Iran and Tunisia are afterthoughts in Group B ranked 21st and 43rd respectively in the world according to FIBA rankings. Iranian Hamed Haddadi was once the feel-good story of basketball after coming to the States and earning a spot with the Memphis Grizzles but the emotion has long since worn off and even a slight return won’t be enough to get them out of the group.
Group C is an interesting array of teams. My personal favorite is the Puerto Rican team but Greece isn’t ranked fourth in the world off stylish uniforms. The Greeks are a wily, skill-full bunch and many predict they will end up among the final four teams in the championships.
China is an intriguing pick but I’m not sold on them after their performance in Beijing two years ago. Russia is potentially dangerous with long-time American player JR Holden running the show. Coach David Blatt did a respectable job with the Russians in the 2008 Olympic games and you can expect that they will not go down without a fight.

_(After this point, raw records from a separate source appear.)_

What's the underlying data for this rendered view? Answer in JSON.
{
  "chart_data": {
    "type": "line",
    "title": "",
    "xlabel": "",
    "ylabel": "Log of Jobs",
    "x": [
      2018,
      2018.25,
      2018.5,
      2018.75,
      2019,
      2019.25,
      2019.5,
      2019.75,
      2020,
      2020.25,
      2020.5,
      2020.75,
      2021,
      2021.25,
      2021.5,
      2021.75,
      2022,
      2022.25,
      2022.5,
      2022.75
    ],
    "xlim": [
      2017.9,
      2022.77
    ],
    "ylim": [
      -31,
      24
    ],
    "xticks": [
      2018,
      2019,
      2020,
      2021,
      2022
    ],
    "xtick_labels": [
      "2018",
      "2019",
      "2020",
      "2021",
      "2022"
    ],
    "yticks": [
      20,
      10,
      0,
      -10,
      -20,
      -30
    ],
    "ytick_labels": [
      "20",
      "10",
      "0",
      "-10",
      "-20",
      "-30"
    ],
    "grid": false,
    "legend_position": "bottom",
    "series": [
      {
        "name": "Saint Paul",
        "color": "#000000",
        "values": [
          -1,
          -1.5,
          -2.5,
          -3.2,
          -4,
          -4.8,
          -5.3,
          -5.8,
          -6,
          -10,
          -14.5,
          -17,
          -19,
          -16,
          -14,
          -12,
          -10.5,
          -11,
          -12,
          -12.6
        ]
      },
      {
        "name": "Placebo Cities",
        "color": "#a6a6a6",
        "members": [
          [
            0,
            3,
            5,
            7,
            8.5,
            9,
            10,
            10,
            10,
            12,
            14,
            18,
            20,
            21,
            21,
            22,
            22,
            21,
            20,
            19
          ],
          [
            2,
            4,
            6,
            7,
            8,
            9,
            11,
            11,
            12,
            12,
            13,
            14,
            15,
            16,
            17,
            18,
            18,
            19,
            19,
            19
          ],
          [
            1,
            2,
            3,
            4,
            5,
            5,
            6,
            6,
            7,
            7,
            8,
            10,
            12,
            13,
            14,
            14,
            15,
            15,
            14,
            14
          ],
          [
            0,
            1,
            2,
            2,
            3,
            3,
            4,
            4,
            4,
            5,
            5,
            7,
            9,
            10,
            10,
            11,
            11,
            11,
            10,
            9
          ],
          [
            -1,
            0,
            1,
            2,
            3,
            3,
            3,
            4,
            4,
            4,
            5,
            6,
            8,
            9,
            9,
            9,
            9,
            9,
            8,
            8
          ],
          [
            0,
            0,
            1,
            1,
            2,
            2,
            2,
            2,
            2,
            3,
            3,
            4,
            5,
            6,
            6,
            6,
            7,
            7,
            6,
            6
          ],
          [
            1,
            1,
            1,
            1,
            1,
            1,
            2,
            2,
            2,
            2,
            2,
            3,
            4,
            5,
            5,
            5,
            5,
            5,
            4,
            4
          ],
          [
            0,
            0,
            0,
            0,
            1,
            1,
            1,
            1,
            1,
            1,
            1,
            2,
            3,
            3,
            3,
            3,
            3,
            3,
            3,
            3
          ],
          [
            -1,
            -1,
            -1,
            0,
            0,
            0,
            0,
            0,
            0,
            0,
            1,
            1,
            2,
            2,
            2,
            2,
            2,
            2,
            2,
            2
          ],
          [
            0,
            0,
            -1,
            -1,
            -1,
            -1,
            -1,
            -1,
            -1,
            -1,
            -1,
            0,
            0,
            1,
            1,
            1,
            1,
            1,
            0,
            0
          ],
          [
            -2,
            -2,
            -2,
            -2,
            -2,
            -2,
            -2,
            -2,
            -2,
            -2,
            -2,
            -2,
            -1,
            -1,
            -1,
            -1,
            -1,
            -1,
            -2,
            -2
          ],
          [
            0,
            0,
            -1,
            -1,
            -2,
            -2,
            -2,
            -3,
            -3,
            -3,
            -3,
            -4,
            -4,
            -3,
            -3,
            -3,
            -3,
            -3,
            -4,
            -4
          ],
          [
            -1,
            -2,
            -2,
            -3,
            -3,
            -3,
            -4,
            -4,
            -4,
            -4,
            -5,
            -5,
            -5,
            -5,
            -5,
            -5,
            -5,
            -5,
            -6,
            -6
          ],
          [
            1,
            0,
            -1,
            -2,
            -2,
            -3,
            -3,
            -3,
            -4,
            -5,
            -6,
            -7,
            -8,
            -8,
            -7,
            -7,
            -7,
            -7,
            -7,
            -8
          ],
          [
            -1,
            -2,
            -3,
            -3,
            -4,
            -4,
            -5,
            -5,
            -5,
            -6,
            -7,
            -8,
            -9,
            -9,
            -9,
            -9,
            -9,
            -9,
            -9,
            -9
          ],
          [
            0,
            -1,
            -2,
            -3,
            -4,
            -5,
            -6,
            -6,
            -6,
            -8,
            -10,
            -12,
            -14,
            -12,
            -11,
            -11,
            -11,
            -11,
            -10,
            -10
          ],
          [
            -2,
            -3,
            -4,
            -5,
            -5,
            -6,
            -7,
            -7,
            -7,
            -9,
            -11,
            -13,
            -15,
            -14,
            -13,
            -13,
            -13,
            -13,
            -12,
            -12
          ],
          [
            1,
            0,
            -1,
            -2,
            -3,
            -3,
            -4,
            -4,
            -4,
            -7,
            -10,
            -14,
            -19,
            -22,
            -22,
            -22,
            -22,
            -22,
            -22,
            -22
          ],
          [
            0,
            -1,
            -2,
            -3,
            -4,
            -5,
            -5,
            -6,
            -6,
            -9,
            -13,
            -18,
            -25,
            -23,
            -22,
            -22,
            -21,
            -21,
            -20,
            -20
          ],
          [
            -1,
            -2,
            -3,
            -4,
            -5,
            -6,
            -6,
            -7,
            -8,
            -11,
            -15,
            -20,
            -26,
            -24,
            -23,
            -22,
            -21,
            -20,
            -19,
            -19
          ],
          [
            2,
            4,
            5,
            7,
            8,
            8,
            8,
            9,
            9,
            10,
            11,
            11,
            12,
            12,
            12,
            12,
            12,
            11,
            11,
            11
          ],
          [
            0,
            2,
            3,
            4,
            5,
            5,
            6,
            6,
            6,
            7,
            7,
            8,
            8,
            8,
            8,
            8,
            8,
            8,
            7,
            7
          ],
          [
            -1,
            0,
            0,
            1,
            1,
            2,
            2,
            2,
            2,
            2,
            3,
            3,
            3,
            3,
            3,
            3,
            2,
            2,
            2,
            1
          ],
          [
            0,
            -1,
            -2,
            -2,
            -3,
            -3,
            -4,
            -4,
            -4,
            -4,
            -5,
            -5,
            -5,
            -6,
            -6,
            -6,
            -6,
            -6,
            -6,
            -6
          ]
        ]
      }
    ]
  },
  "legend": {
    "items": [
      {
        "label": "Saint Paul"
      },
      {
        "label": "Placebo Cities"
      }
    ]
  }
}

Turkey and “Les Elephants” from Cote d’Ivoire appear to bring up the rear in Group C. Cote d’Ivoire is making its first appearance in the World Championship since 1986 but it should be a short stay as they were not even expected to reach the final four in the Afrobasket tournament. Turkey could make a surprising run as they are ranked just behind Russia in the world standings but it won’t be enough to take out the favored Greeks.
The last group could have been made more appealing had France not have a rash of defections. Tony Parker, Joakim Noah, Mickael Pietrus and Rodrigue Beaubois are out for the French paving the way for Spain and Lithuania to be favored in Group D.
Even with Pau Gasol out of action due to viewing spinal surgeries, Spain has top-flight talent at their disposal. The young fella, Ricky Rubio, should be older and wiser to go along with mainstays Rudy Fernandez, Jose Calderon, and Juan Carlos Navarro in the backcourt. Felipe Reyes will need to step up his play along with lil’ Gasol, Marc, to protect the paint.
Lithuania isn’t the team of yesteryear as they received a wild card into the group of 24. Injuries have left them with a lack of size but they continue to find ways to win. I would not be surprised to see them in a battle with upstart Canada. The Canadians are that team that nobody wants to play. They have some nice pieces and are playing with confidence after knocking off China in a tune-up game.
I’m curious to see what New Zealand and Lebanon bring to the party. The Tall Blacks have some players that pass the “eye” test but championships are won on the court, not on perception as you get off the bus. After a quick glance at the Lebanese roster you find yourself doing a double-take because five of Lebanon’s players were born in the United States. And if you’re basketball junkies you start to recognize some of the names. Matt Freije played at Vanderbilt and was an all-SEC player. Jackson Vroman played at Iowa State and briefly in the NBA before becoming a naturalized Lebanese citizen and joining their national team. Regardless, both squads will have a tough task trying to take down Spain and Lithuania.
I’m not into making predictions but there is the possibility of some fascinating basketball match-ups that would spark the world’s interest in basketball during this year’s championships. All eyes will be on the United States team but I think we could see a champion emerge from a different group. I like Spain but only because of their experience playing together. I’m also a fan of Puerto Rico, and that has nothing to do with one of my college teammates telling some girls that I was on the Puerto Rican Junior National team!
Nevertheless, the FIBA World Championship brings quality basketball to tickle your taste buds before the NBA season gets underway.
And besides, we all know we’ll watch because we’re hoop addicts.